Figure 57.7 | Sagittal view magnetic resonance imaging. The MRI can be correlated with Fig. 57.5C. 1. Orbicularis oculi, 2. Eyeball, 3. Inferior Oblique Muscle, 4. Extracoronal Fat, 5. Interior Rectus Muscle, 6. Dural and Arachnoid Sheath, 7. Retrobulbar Fat, 8. Superior Rectus Muscle, M. Maxillary Sinus.
• Radiation isotopic plaque and enucleation were found to be comparable treatments in posterior uveal/choroidal melanomas in the Collaborative Ocular Melanoma Study group, consisting of 1,300 patients over 11.5 years. Recurrence rates with radiation range from about 15% to less than 5% with surgery.
• The probability of choroid melanoma control by Harvard proton beam control is 96.3%. The absolute local recurrence rate after helium ion therapy is less than 3%. Custom plaque irradiation appears to be an effective method for treating iris melanomas as well.

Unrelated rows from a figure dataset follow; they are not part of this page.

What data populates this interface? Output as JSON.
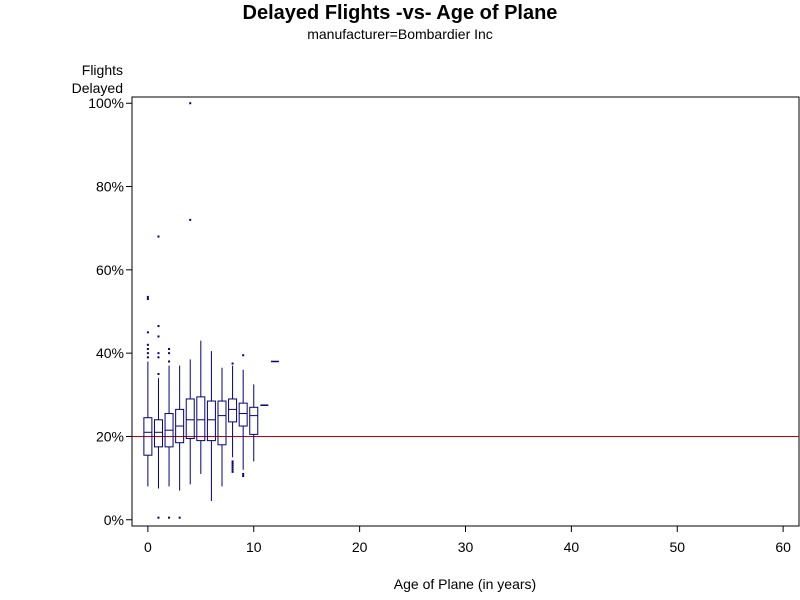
{
  "chart_data": {
    "type": "box",
    "title": "Delayed Flights -vs- Age of Plane",
    "subtitle": "manufacturer=Bombardier Inc",
    "ylabel_line1": "Flights",
    "ylabel_line2": "Delayed",
    "xlabel": "Age of Plane (in years)",
    "xlim": [
      -1.5,
      61.5
    ],
    "ylim": [
      -1.5,
      101.5
    ],
    "x_ticks": [
      0,
      10,
      20,
      30,
      40,
      50,
      60
    ],
    "y_ticks": [
      {
        "value": 0,
        "label": "0%"
      },
      {
        "value": 20,
        "label": "20%"
      },
      {
        "value": 40,
        "label": "40%"
      },
      {
        "value": 60,
        "label": "60%"
      },
      {
        "value": 80,
        "label": "80%"
      },
      {
        "value": 100,
        "label": "100%"
      }
    ],
    "reference_line": {
      "y": 20,
      "color": "#cc0000"
    },
    "box_color": "#000080",
    "boxes": [
      {
        "x": 0,
        "min": 8,
        "q1": 15.5,
        "median": 21,
        "q3": 24.5,
        "max": 38,
        "outliers": [
          39,
          40,
          41,
          42,
          45,
          53,
          53.5
        ]
      },
      {
        "x": 1,
        "min": 7.5,
        "q1": 17.5,
        "median": 21,
        "q3": 24,
        "max": 34,
        "outliers": [
          0.5,
          35,
          39,
          40,
          44,
          46.5,
          68
        ]
      },
      {
        "x": 2,
        "min": 8,
        "q1": 17.5,
        "median": 21.5,
        "q3": 25.5,
        "max": 37,
        "outliers": [
          0.5,
          38,
          40,
          41
        ]
      },
      {
        "x": 3,
        "min": 7,
        "q1": 18.5,
        "median": 22.5,
        "q3": 26.5,
        "max": 37,
        "outliers": [
          0.5
        ]
      },
      {
        "x": 4,
        "min": 8.5,
        "q1": 19.5,
        "median": 24,
        "q3": 29,
        "max": 38.5,
        "outliers": [
          72,
          100
        ]
      },
      {
        "x": 5,
        "min": 11,
        "q1": 19,
        "median": 24,
        "q3": 29.5,
        "max": 43,
        "outliers": []
      },
      {
        "x": 6,
        "min": 4.5,
        "q1": 19,
        "median": 24,
        "q3": 28.5,
        "max": 40.5,
        "outliers": []
      },
      {
        "x": 7,
        "min": 8,
        "q1": 18,
        "median": 25,
        "q3": 28.5,
        "max": 36.5,
        "outliers": []
      },
      {
        "x": 8,
        "min": 15,
        "q1": 23.5,
        "median": 26.5,
        "q3": 29,
        "max": 37,
        "outliers": [
          11.5,
          12,
          12.5,
          13,
          13.5,
          14,
          37.5
        ]
      },
      {
        "x": 9,
        "min": 12,
        "q1": 22.5,
        "median": 25.5,
        "q3": 28,
        "max": 36,
        "outliers": [
          10.5,
          11,
          39.5
        ]
      },
      {
        "x": 10,
        "min": 14,
        "q1": 20.5,
        "median": 25,
        "q3": 27,
        "max": 32.5,
        "outliers": []
      },
      {
        "x": 11,
        "min": 27.5,
        "q1": 27.5,
        "median": 27.5,
        "q3": 27.5,
        "max": 27.5,
        "outliers": []
      },
      {
        "x": 12,
        "min": 38,
        "q1": 38,
        "median": 38,
        "q3": 38,
        "max": 38,
        "outliers": []
      }
    ]
  }
}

Figure 57.8 | Survival and eye retention probability. A. Kaplan–Meier plot of eye retention probability after proton therapy in 1,006 patients with small (3 mm high and 10 mm in diameter), intermediate (3.1–8 mm high and/or 10.1–16 mm in diameter), and large (>8 mm high and >16 mm in diameter) uveal melanomas. B. Kaplan–Meier plot of the probability of retaining useful vision in patients with tumors 3 mm from the optic disc (D) and fovea (F) and >3 mm from the optic disc and/or fovea in 562 eyes with initial visual acuity 20/200 (6/60) or better. C. Ten-year survival for patients with uveal melanoma. (Data for part C from Edge SB, Byrd DR, Compton CC, et al., AJCC Cancer Staging Manual. 7th edition. New York, Springer, 2010.)